İçinde bulunduğumuz duruma bakın: Bir kaşık suda fırtına kopuyor. İç işleri, dış işleri, Cumhurbaşkanlığı, muhalefet, hatta ABD bile bir rektör atamasını kendine büyük dert edinerek var güçleriyle çabalıyor. Hâlbuki eninde sonunda bir eğitim kurumuna yönetici atanacak. Atamasını yaparsın biter değil mi?
Hayır, benim ülkemde öyle değil. Öyle bir atama yaparsın ki, bile bile kavgaya çanak tutarsın. Zaten kavga konusunda şerbetli olan benim aydınlarım, anında saflarını belirleyecektir. Nitekim öyle olmuyor mu? Hepimizin safı belli.
Sen haklısın, ben haklıyım…
Bu arada gücü yeten, bastırıp kendi haklılığını herkese kabullendirme derdine düşer.
Ey akıl, her neredeysen çık da gel.
Bir, el âlemin ülkesine bak, bir de bize. Onların uğraştıklarına bak, bizim uğraştıklarımıza. Onların politikacılarına ve hükümetlerine bak, bir de bize.
Mesela Almanya'dan bir hanım Şansölye geldi geçiyor. İktidarını zirvedeyken bırakıyor. O giderken muhalefettekilerde üzüntülerini belirtiyor, kendi partisindekiler de. Uzun iktidar sürecinde muhalefetten gelen haklı gördüğü önerileri de yapmış, kendi iktidarından gelenleri de.

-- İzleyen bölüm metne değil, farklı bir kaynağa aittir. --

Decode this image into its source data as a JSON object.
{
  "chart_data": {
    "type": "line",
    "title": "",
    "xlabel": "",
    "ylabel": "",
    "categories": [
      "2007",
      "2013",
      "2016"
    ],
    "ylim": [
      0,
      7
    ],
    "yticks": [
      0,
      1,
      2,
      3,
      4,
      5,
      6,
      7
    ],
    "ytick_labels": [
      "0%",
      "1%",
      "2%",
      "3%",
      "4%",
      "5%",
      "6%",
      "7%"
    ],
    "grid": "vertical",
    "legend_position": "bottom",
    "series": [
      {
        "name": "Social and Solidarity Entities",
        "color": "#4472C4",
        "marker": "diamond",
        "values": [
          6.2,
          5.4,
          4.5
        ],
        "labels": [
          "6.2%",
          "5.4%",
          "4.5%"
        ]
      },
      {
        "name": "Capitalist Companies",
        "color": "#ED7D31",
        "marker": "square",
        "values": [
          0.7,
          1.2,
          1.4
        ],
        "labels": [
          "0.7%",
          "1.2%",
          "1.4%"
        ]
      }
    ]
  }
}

Almanya'nın enflasyon derdi yok.
Kişi başına düşen milli gelir 55-60 bin dolar.
Bütçe açık vermediği gibi fazlası var. Almanya bunu dağıtıyor.
Peki biz?
Bizde durum ne?
Ekonomi dibe vurmuş.
Bütçe açık üstüne açık veriyor.
Dış borç artmış.
Faiz ile bulduğun dolar, dünyanın en pahalısı. Halkın faizcilere çalışıyor.

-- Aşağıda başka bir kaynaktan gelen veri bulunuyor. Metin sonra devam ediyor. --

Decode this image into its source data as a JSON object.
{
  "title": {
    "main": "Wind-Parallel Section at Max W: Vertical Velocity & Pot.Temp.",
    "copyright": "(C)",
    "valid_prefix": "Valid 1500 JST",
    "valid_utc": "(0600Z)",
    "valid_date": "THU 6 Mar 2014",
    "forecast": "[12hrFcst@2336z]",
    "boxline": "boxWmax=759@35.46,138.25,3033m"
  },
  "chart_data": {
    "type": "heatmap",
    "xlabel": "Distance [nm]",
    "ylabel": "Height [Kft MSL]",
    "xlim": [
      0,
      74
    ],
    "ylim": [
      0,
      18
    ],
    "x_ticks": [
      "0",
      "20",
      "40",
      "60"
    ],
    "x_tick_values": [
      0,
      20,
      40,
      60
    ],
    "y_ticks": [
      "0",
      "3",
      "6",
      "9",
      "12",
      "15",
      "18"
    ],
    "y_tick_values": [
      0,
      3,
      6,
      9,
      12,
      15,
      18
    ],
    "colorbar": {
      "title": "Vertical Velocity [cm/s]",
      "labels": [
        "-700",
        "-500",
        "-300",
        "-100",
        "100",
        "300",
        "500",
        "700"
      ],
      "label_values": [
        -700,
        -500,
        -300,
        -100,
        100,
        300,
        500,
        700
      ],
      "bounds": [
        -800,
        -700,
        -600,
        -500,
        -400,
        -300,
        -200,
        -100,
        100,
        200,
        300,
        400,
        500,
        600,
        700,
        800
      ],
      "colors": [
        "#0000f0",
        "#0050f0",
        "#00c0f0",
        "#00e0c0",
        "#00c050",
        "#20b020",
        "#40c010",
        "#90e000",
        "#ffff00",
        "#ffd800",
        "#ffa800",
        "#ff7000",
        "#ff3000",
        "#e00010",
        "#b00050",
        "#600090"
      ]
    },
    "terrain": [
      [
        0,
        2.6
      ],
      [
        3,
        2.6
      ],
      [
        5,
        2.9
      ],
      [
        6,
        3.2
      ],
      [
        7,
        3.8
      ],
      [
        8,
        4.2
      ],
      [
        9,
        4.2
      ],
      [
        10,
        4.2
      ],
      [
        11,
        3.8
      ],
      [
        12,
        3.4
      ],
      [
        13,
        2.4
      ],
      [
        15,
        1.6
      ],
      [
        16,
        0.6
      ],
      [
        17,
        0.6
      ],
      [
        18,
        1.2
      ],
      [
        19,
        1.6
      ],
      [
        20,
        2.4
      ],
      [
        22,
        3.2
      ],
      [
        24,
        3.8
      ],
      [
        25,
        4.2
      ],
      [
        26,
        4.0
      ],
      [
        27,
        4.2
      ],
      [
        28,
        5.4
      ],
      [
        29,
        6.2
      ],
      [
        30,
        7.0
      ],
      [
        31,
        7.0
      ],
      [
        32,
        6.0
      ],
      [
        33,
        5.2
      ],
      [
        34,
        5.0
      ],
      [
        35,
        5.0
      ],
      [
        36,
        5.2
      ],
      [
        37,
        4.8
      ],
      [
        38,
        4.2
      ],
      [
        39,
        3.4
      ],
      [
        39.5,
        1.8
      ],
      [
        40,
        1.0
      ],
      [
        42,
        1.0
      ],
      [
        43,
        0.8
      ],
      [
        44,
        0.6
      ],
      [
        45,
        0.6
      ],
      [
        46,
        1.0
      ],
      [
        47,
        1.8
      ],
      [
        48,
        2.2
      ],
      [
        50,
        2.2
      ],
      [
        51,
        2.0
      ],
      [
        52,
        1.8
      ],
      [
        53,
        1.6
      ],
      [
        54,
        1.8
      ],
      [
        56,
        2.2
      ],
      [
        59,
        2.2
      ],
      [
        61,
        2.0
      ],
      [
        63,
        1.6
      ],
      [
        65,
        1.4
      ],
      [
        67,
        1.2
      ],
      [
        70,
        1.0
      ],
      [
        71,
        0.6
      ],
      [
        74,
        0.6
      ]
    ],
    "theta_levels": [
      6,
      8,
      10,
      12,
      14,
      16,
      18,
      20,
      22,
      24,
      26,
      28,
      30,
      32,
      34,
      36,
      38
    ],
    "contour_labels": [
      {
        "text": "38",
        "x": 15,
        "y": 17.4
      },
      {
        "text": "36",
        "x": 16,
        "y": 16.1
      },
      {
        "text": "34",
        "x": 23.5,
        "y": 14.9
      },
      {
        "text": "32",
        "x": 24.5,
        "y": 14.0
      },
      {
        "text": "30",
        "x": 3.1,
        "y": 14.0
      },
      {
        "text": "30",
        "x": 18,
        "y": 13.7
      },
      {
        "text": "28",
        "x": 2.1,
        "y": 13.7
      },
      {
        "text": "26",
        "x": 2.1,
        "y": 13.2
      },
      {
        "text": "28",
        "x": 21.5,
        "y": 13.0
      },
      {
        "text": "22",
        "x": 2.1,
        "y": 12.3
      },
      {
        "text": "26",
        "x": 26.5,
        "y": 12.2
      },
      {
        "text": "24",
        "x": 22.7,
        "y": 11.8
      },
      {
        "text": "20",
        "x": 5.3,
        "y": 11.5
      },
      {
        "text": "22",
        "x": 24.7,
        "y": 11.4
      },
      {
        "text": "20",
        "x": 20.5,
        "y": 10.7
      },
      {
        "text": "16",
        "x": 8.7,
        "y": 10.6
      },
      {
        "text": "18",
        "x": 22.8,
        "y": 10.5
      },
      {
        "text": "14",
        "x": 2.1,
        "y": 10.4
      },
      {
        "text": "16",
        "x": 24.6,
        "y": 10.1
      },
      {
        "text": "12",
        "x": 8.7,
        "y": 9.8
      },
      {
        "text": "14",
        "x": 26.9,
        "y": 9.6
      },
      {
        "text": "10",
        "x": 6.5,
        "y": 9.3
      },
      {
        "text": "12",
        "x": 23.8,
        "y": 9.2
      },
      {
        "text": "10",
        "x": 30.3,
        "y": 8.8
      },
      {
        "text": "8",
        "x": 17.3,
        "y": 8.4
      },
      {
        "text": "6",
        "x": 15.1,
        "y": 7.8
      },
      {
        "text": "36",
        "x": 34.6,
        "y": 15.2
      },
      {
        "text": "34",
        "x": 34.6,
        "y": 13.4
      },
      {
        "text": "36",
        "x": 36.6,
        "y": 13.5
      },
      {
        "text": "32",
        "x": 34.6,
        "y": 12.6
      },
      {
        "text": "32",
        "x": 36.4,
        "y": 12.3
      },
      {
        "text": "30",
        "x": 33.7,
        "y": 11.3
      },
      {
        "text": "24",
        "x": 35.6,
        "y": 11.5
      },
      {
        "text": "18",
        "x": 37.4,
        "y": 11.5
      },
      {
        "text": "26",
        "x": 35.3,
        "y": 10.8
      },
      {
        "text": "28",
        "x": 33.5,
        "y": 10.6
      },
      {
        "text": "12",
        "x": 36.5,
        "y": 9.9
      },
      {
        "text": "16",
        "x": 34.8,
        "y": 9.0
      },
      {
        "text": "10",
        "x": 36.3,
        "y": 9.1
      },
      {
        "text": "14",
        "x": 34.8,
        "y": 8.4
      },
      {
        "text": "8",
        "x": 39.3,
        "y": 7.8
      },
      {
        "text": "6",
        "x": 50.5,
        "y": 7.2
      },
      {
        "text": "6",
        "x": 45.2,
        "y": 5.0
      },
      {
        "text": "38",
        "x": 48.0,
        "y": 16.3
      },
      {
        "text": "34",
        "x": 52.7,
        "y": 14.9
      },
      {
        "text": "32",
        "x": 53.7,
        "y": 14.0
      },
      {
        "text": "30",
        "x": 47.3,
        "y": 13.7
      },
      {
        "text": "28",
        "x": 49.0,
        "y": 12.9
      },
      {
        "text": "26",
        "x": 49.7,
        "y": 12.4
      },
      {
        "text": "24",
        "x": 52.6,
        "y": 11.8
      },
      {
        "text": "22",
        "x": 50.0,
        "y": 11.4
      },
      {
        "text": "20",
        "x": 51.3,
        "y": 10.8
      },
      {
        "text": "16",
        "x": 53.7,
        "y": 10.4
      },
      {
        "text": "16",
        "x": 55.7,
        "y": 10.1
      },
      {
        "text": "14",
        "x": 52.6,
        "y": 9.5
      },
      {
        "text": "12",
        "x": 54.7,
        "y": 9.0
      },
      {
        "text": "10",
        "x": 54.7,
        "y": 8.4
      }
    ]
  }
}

Merkez Bankası'ndan 128 milyar dolar uçmuş. Yetmemiş bir de eksiye düşmüş ve bir de ağır borç yapmışsın. Kısacası derdin dağları aşmış, başını kaşıyacak zamanın yok. Gelmişsin Melih Bulu diye bir partili hocayı Boğaziçi Üniversitesi'ne rektör yapacağım diye aç ve açıkta bıraktığın topluma dayatıyorsun.
Niye?
Bunu bize niye yapıyorsunuz?
Allah'ım! Bize aklı başında yöneticiler nasip eyle! Biz Oğuz nesliyiz. Senin davanı dava edinmiş, İslam'ı cihanın dört bir yanına taşımız bir milletiz. Bıktık bunlardan. Kurtar bizi yarabbi!.